Every time that voice in my head – the one that philosophizes and rambles and keeps me awake and demands that I write things down to quiet it – every time it got so loud as to be unignorable, I would read other people’s words and be satisfied that it had been said, better than I could have. Which is fine. And I’m thankful for the sanity that reading books, blogs, poetry, newsletters (and yes even twitter dammit) has provided when I think we’ve all been on the brink of going crazy. But there is one bit of writing that I did this year because there is one subject that I can write about better than anyone else….me
For my 60th birthday, in September 2019, the daughters gave me a subscription to Storyworth. I have blogged about it before, but the quick recap is that for 52 weeks the Storyworth folks email you a simple question about your life and you email them back with your answer. I’d usually roll the question around in my head for a few days before answering. Writing to those prompts sated my creative need to put words down and kept me sifting through memories which blunted the daily doomscrolling traumas. And then, for Christmas this year, the daughters presented me a bound book.

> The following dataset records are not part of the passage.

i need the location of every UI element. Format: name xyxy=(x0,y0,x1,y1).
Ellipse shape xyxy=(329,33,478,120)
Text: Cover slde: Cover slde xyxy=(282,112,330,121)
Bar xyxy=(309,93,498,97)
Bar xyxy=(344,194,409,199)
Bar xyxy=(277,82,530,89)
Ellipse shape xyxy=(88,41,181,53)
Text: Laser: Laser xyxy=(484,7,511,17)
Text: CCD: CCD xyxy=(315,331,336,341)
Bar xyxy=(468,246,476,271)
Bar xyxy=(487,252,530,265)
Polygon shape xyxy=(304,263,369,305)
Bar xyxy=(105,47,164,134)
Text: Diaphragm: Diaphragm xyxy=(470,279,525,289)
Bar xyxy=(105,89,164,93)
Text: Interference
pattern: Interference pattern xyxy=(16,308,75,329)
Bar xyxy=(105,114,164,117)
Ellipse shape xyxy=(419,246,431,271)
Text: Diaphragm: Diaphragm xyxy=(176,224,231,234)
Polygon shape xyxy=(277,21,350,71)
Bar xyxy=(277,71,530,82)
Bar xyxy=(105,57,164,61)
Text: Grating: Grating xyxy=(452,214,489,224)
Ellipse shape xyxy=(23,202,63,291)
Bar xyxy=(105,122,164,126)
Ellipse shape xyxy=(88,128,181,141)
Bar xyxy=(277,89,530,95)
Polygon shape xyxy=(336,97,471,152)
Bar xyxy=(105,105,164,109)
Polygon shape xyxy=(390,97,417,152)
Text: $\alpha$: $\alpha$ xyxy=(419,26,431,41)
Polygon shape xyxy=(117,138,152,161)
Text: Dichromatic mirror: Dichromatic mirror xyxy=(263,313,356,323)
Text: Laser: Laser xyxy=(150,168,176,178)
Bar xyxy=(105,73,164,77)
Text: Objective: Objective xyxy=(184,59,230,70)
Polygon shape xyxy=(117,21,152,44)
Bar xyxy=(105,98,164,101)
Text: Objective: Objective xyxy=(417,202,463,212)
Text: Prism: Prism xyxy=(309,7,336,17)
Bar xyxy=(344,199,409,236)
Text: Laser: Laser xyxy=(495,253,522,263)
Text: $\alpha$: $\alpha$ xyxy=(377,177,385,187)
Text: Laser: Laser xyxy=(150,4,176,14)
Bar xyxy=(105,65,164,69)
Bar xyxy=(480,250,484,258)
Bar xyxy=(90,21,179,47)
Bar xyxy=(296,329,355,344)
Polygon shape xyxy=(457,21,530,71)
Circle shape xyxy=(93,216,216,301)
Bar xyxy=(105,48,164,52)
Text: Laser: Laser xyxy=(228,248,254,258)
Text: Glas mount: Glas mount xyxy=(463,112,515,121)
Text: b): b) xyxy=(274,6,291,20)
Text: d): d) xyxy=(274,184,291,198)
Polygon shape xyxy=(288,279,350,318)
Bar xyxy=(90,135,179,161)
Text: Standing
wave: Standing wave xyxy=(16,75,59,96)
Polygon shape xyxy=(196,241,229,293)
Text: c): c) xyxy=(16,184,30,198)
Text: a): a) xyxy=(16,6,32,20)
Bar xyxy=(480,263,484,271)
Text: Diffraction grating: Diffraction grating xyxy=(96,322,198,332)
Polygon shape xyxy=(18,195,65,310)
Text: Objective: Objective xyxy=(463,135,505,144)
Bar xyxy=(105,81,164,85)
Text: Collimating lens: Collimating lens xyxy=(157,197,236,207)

I love the title they chose, an homage to this blog that they’ve both been supportive of through the years. I read thru the book for the first time last week and, in fact, it reads a lot like this blog. Which is to say that it sounds like me.
Great literature has not been created here. It’s not even a passable memoir. But it’s something I might skim thru every few years, to help fire up those memory synapses. Perhaps a daughter or grandchild will come across it and glean some understanding of their mother or grandmother. Perhaps, but it doesn’t matter. It was a great gift that came at an opportune time.
Goals for 2021? I’ll keep reading other people’s words. And I’ll find a way to keep writing mine.